The files this infostealer targets are specific to enterprise environments, being mostly extensions associated with Microsoft Office applications.
Based on a sample of the Trojan, attackers are distributing this threat as a file named Aug_1st_java.exe, which currently has a very low detection rate on VirusTotal, 34/55.
The distribution method is currently unknown. As is the case with almost all malware programs today, when users install this Trojan, it will modify the Windows Registry to gain the ability to start automatically after the user reboots their computer.
Current versions of this unnamed infostealer Trojan disguise themselves as the process of the Google Chrome browser.
Right after it installs, the Trojan will collect data about the current computer and direct it to its C&C server, to which it sends communications via the MSMQ (Windows Message Queuing) protocol.
The data it gathers includes the computer’s name, the username, the version of Windows, the service pack version, and a list of currently installed applications.
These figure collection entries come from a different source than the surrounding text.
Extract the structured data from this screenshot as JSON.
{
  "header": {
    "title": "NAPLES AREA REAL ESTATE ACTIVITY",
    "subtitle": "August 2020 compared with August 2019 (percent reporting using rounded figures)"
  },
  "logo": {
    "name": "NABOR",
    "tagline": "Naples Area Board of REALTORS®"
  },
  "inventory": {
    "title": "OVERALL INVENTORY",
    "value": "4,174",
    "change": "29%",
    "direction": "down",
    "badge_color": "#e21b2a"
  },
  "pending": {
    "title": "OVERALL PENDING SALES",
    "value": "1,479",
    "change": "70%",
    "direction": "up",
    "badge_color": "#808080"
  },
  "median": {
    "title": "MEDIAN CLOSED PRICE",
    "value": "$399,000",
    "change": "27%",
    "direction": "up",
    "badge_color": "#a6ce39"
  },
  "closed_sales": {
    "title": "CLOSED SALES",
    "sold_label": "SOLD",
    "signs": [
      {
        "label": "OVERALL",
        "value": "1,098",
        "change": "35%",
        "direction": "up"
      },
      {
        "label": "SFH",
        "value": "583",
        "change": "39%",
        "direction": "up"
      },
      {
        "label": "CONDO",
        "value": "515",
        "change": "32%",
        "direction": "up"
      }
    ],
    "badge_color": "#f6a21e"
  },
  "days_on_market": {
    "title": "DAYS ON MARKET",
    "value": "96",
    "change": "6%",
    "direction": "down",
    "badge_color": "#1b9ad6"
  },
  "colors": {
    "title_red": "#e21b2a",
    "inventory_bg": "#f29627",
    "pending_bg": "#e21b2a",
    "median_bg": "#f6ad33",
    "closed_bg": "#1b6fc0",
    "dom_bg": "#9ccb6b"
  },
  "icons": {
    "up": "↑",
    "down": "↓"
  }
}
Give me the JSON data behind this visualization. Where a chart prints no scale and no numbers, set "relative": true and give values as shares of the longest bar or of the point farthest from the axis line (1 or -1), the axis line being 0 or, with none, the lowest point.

Lawrence Abrams, malware analyst for Bleeping Computer, caught the Trojan communicating with its sever located at web4solution.net.
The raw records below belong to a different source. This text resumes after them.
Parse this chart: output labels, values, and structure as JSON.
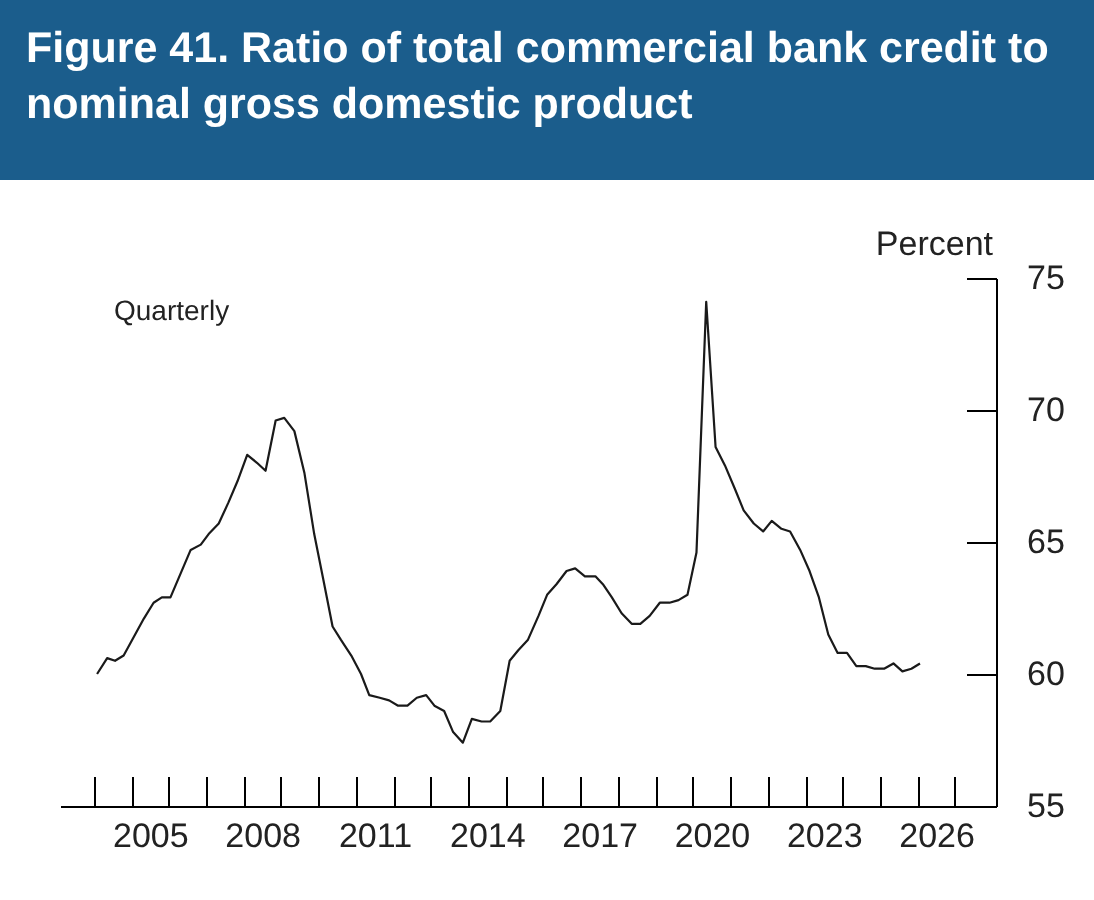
{
  "chart_data": {
    "type": "line",
    "title": "Figure 41. Ratio of total commercial bank credit to nominal gross domestic product",
    "ylabel": "Percent",
    "annotations": [
      "Quarterly"
    ],
    "x": [
      2004.09,
      2004.36,
      2004.57,
      2004.8,
      2005.07,
      2005.34,
      2005.6,
      2005.82,
      2006.05,
      2006.32,
      2006.59,
      2006.86,
      2007.07,
      2007.34,
      2007.6,
      2007.84,
      2008.1,
      2008.36,
      2008.59,
      2008.86,
      2009.09,
      2009.36,
      2009.63,
      2009.89,
      2010.13,
      2010.38,
      2010.6,
      2010.88,
      2011.14,
      2011.36,
      2011.64,
      2011.89,
      2012.13,
      2012.38,
      2012.63,
      2012.88,
      2013.1,
      2013.36,
      2013.6,
      2013.86,
      2014.1,
      2014.36,
      2014.59,
      2014.86,
      2015.11,
      2015.34,
      2015.6,
      2015.88,
      2016.11,
      2016.36,
      2016.63,
      2016.86,
      2017.12,
      2017.4,
      2017.6,
      2017.84,
      2018.1,
      2018.37,
      2018.6,
      2018.85,
      2019.12,
      2019.38,
      2019.62,
      2019.86,
      2020.1,
      2020.36,
      2020.61,
      2020.86,
      2021.13,
      2021.36,
      2021.63,
      2021.88,
      2022.11,
      2022.37,
      2022.6,
      2022.87,
      2023.12,
      2023.37,
      2023.62,
      2023.87,
      2024.12,
      2024.37,
      2024.62,
      2024.86,
      2025.11,
      2025.36,
      2025.6,
      2025.84,
      2026.07
    ],
    "series": [
      {
        "color": "#1a1a1a",
        "values": [
          60.0,
          60.6,
          60.5,
          60.7,
          61.4,
          62.1,
          62.7,
          62.9,
          62.9,
          63.8,
          64.7,
          64.9,
          65.3,
          65.7,
          66.5,
          67.3,
          68.3,
          68.0,
          67.7,
          69.6,
          69.7,
          69.2,
          67.6,
          65.3,
          63.6,
          61.8,
          61.3,
          60.7,
          60.0,
          59.2,
          59.1,
          59.0,
          58.8,
          58.8,
          59.1,
          59.2,
          58.8,
          58.6,
          57.8,
          57.4,
          58.3,
          58.2,
          58.2,
          58.6,
          60.5,
          60.9,
          61.3,
          62.2,
          63.0,
          63.4,
          63.9,
          64.0,
          63.7,
          63.7,
          63.4,
          62.9,
          62.3,
          61.9,
          61.9,
          62.2,
          62.7,
          62.7,
          62.8,
          63.0,
          64.6,
          74.1,
          68.6,
          67.9,
          67.0,
          66.2,
          65.7,
          65.4,
          65.8,
          65.5,
          65.4,
          64.7,
          63.9,
          62.9,
          61.5,
          60.8,
          60.8,
          60.3,
          60.3,
          60.2,
          60.2,
          60.4,
          60.1,
          60.2,
          60.4
        ]
      }
    ],
    "xlim": [
      2003.1,
      2028.1
    ],
    "xticks": [
      {
        "value": 2004,
        "label": null
      },
      {
        "value": 2005,
        "label": null
      },
      {
        "value": 2005.5,
        "label": "2005"
      },
      {
        "value": 2006,
        "label": null
      },
      {
        "value": 2007,
        "label": null
      },
      {
        "value": 2008,
        "label": null
      },
      {
        "value": 2008.5,
        "label": "2008"
      },
      {
        "value": 2009,
        "label": null
      },
      {
        "value": 2010,
        "label": null
      },
      {
        "value": 2011,
        "label": null
      },
      {
        "value": 2011.5,
        "label": "2011"
      },
      {
        "value": 2012,
        "label": null
      },
      {
        "value": 2013,
        "label": null
      },
      {
        "value": 2014,
        "label": null
      },
      {
        "value": 2014.5,
        "label": "2014"
      },
      {
        "value": 2015,
        "label": null
      },
      {
        "value": 2016,
        "label": null
      },
      {
        "value": 2017,
        "label": null
      },
      {
        "value": 2017.5,
        "label": "2017"
      },
      {
        "value": 2018,
        "label": null
      },
      {
        "value": 2019,
        "label": null
      },
      {
        "value": 2020,
        "label": null
      },
      {
        "value": 2020.5,
        "label": "2020"
      },
      {
        "value": 2021,
        "label": null
      },
      {
        "value": 2022,
        "label": null
      },
      {
        "value": 2023,
        "label": null
      },
      {
        "value": 2023.5,
        "label": "2023"
      },
      {
        "value": 2024,
        "label": null
      },
      {
        "value": 2025,
        "label": null
      },
      {
        "value": 2026,
        "label": null
      },
      {
        "value": 2026.5,
        "label": "2026"
      },
      {
        "value": 2027,
        "label": null
      }
    ],
    "ylim": [
      55,
      75
    ],
    "yticks": [
      55,
      60,
      65,
      70,
      75
    ]
  }
}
When he contacted the company in charge of the domain, it came to light their site had been compromised and loading a hidden iframe that relayed traffic to the real C&C server.
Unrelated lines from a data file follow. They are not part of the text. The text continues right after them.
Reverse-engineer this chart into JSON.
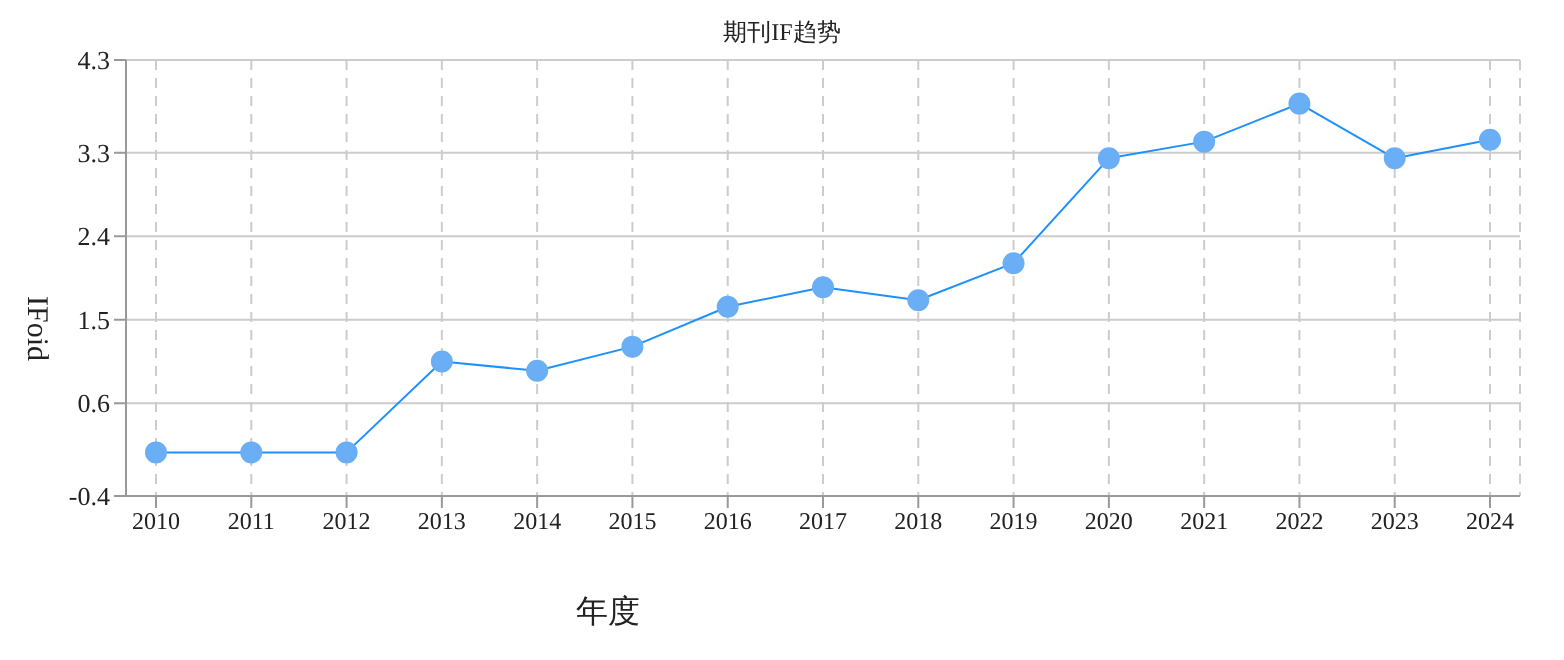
{
  "chart_data": {
    "type": "line",
    "title": "期刊IF趋势",
    "xlabel": "年度",
    "ylabel": "IFoid",
    "categories": [
      "2010",
      "2011",
      "2012",
      "2013",
      "2014",
      "2015",
      "2016",
      "2017",
      "2018",
      "2019",
      "2020",
      "2021",
      "2022",
      "2023",
      "2024"
    ],
    "series": [
      {
        "color": "#1e90ff",
        "values": [
          0.07,
          0.07,
          0.07,
          1.05,
          0.95,
          1.21,
          1.64,
          1.85,
          1.71,
          2.11,
          3.24,
          3.42,
          3.83,
          3.24,
          3.44
        ]
      }
    ],
    "ylim": [
      -0.4,
      4.3
    ],
    "yticks": [
      -0.4,
      0.6,
      1.5,
      2.4,
      3.3,
      4.3
    ],
    "grid": true,
    "marker": "circle",
    "line_style": "solid"
  }
}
The company cleaned their site, but the C&C server remained active and will continue to work, presumably with another redirect through another hacked website.
After the Trojan reports to the C&C server, it will start scanning the infected computer for eleven file types: INP, SQL, PDF, RTF, TXT, XLSX, XLS, PPTX, PPT, DOCX, and DOC.
Most of them are Office-specific extensions, but others, like INP (Abaqus/CAE, used in engineering), SQL (extension used by database software), and PDF (Adobe Reader extension, document file), are for proprietary software usually found in enterprise networks.
The Trojan will upload all the files with these extensions to its C&C server and then write a log at C:Users[username]uninst.dll.
“Corporate cybercrime and information theft has become a very lucrative business for malware developers,” Abrams said. “Not only does it allow them to steal corporate secrets to sell to the highest bidder, but it can also provide them with undisclosed financial reports that that can be used on the stock market.”